Fiat Auto SpA has reached an agreement with Ford Motor Co. to work together on new models of their small cars, the companies said Friday.
Ford said the companies have signed a "memorandum of understanding" for the development of two small cars: a revival of Fiat's iconic "Cinquecento" and a new Ford "Ka."
"By working together on this project, both companies would envisage reduced development and material costs, while providing highly competitive products to the marketplace," the company said.
Lapo Elkann, in charge of brand promotion at the Turin-based car company, told Italian Radio24 that "Fiat and Ford are allied because they will make utilitarian cars together."
He said the car would be made on the platform of the Fiat Panda.
"The industrial agreement will be on one line of product," he added. "I can't tell if they will do more as they are still in talks."
Fiat CEO Sergio Marchionne had said earlier this week that Fiat would announce its first "targeted" alliance by the end of the year.
A broad-based alliance between Fiat and Detroit-based General Motors Corp. collapsed in February. Since then, the Italian company has been looking for an industrial partner to help cut costs in the competitive auto market, which is plagued with overcapacity.
Marchionne has said that Fiat must join a growing trend among carmakers to ally for the production of specific models or components.
Profit margins on small cars are often tight, and alliances are one way of cutting costs.
On Tuesday Fiat launched the latest version of its best-selling Punto. Fiat has made great efforts to promote the car, which it hopes can be a decisive factor in reviving its fortunes.
Fiat Auto is investing around $12.5 billion in 20 new models between 2005 and 2008. Fiat's prototype for the "Trepiuno," its resurrection of the "Cinquecento" first launched in 1955, won plaudits at the Geneva motor show last year.
Marchionne said Tuesday that Fiat will have cut its debt by some $6.02 billion this year, helped by a cash settlement from GM after the two companies broke their alliance, and by Fiat's sale of its stake in power company Italenergia.
Fiat Auto improved results in the second quarter of this year, when the unit cut its operating losses by two-thirds to 88 million euros ($106 million), said Marchionne.
The auto unit, which accounts for around 40 percent of the Fiat group's revenues and has been losing money since 2000, is aiming to be in the black starting in 2007.
Ford, which is struggling with high labor and health care costs and faltering sales of its popular sport utility vehicles, is dealing with a profit slump of its own.
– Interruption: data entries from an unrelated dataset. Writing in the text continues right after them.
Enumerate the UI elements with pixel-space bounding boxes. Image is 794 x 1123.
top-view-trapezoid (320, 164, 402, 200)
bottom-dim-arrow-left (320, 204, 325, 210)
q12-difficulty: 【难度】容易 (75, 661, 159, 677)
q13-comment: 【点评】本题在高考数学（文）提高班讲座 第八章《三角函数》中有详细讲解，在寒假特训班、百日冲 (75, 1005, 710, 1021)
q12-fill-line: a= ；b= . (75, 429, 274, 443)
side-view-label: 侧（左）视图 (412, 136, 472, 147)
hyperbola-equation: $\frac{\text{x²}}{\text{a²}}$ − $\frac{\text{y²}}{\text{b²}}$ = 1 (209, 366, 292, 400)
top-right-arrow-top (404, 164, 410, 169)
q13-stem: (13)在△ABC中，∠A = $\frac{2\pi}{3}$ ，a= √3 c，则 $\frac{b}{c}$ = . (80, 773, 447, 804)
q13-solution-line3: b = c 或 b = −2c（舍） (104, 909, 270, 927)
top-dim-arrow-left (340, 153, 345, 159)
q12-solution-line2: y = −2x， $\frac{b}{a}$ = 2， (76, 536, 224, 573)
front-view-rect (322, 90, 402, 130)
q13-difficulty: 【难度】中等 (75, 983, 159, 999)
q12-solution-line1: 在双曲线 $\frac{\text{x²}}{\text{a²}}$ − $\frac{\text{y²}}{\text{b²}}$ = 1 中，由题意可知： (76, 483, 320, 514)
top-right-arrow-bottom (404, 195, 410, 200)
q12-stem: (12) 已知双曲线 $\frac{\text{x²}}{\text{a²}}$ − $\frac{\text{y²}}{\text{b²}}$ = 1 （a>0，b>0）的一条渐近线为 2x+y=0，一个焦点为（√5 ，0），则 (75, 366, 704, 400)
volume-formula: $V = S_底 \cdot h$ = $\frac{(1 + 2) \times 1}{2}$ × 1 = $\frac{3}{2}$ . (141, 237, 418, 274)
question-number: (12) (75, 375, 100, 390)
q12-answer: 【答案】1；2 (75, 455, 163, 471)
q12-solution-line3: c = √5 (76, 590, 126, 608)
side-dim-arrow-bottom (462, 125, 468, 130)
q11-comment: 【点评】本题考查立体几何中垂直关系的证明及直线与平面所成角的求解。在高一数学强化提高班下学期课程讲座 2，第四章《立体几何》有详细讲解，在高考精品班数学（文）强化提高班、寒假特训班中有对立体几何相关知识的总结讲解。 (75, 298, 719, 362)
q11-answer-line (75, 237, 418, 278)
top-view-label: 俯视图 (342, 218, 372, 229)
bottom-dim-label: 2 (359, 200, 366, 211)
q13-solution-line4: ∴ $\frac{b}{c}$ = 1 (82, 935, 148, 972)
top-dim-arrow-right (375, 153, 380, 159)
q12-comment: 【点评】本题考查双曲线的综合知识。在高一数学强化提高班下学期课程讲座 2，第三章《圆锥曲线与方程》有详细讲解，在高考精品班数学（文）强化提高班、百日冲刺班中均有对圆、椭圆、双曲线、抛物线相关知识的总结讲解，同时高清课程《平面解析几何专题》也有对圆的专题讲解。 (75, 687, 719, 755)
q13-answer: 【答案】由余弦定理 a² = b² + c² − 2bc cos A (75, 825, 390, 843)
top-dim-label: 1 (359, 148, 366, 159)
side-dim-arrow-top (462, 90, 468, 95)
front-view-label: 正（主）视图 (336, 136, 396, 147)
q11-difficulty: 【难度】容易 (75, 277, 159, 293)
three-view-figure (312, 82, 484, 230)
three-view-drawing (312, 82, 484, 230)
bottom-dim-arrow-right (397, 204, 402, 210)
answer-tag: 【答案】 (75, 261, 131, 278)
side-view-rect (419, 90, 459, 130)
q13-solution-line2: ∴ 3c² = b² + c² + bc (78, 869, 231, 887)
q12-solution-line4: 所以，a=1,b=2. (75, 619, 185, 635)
In July the company reported that profits fell 19 percent in the second quarter, hurt by lower production and harsh competition in North America, where it lost more than $900 million. Ford's finance arm carried the automaker.
Ford announced a series of executive changes Thursday aimed at restoring profitability to its North American automotive operations. The company is also close to selling its Hertz Corp. rental-car division to a corporate buyout firm in a move that would help it raise cash, two executives familiar with the negotiations said Thursday. Hertz could sell for as much as $15 billion.